Les nouvelles dispositions relatives aux candidatures à la présidentielle qui sont contraires à l’esprit et à la lettre de la Constitution, sont grosses de contentieux qui pourraient, comme on l’observe ailleurs, en ajouter encore plus dangereusement à l’aggravation du climat politique et social. Il y a devoir d’assistance à démocratie en danger. L’incapacité de la CENI à convaincre et à produire un fichier électoral légal, fiable, crédible et accepté de tous rend définitivement plus que problématique la tenue de l’élection présidentielle du 21 novembre 2010.
Monsieur le Président,

Nous n’ignorons pas les contraintes de votre institution en matière de saisine, mais, faisant une interprétation des textes qui la créent et nous fondant sur la doctrine et la jurisprudence comparées, nous croyons que ce que d’autres Conseils constitutionnels, placés dans les mêmes conditions, ont fait pour être en meilleure position pour remplir leurs missions, votre institution peut également le faire. Rien ne l’empêche d’avoir, à l’occasion, une interprétation plus audacieuse des articles qui déterminent le champ de ses compétences.

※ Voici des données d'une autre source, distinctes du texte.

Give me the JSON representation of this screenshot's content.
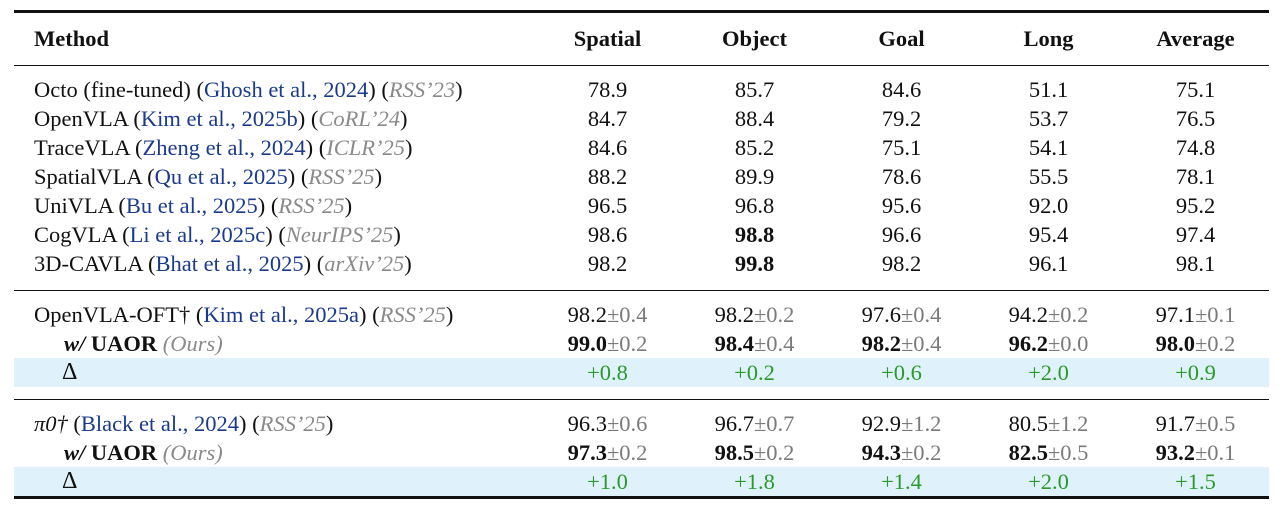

Pourraient être de ces cas l’article 154 alinéa 1 de la Constitution : « Le Conseil constitutionnel veille à la régularité des élections présidentielles », tout comme l’article 153 du Code électoral « Dans le cas où le Conseil constitutionnel constate des irrégularités graves, de nature à entacher la sincérité du scrutin et à affecter le résultat d’ensemble de celui-ci, il prononce l’annulation de l’élection ».

Il y va de l’affirmation de l’indépendance et de l’impartialité des conseillers par rapport aux titulaires des droits de la saisine qui les ont nommés. Il y va de la réhabilitation de l’image du Conseil constitutionnel, passablement écornée, comme de sa mise en position pour mieux jouer son rôle de gardien de la démocratie, de la Constitution. L’exemple que donne l’Eglise catholique en ce moment devrait inspirer.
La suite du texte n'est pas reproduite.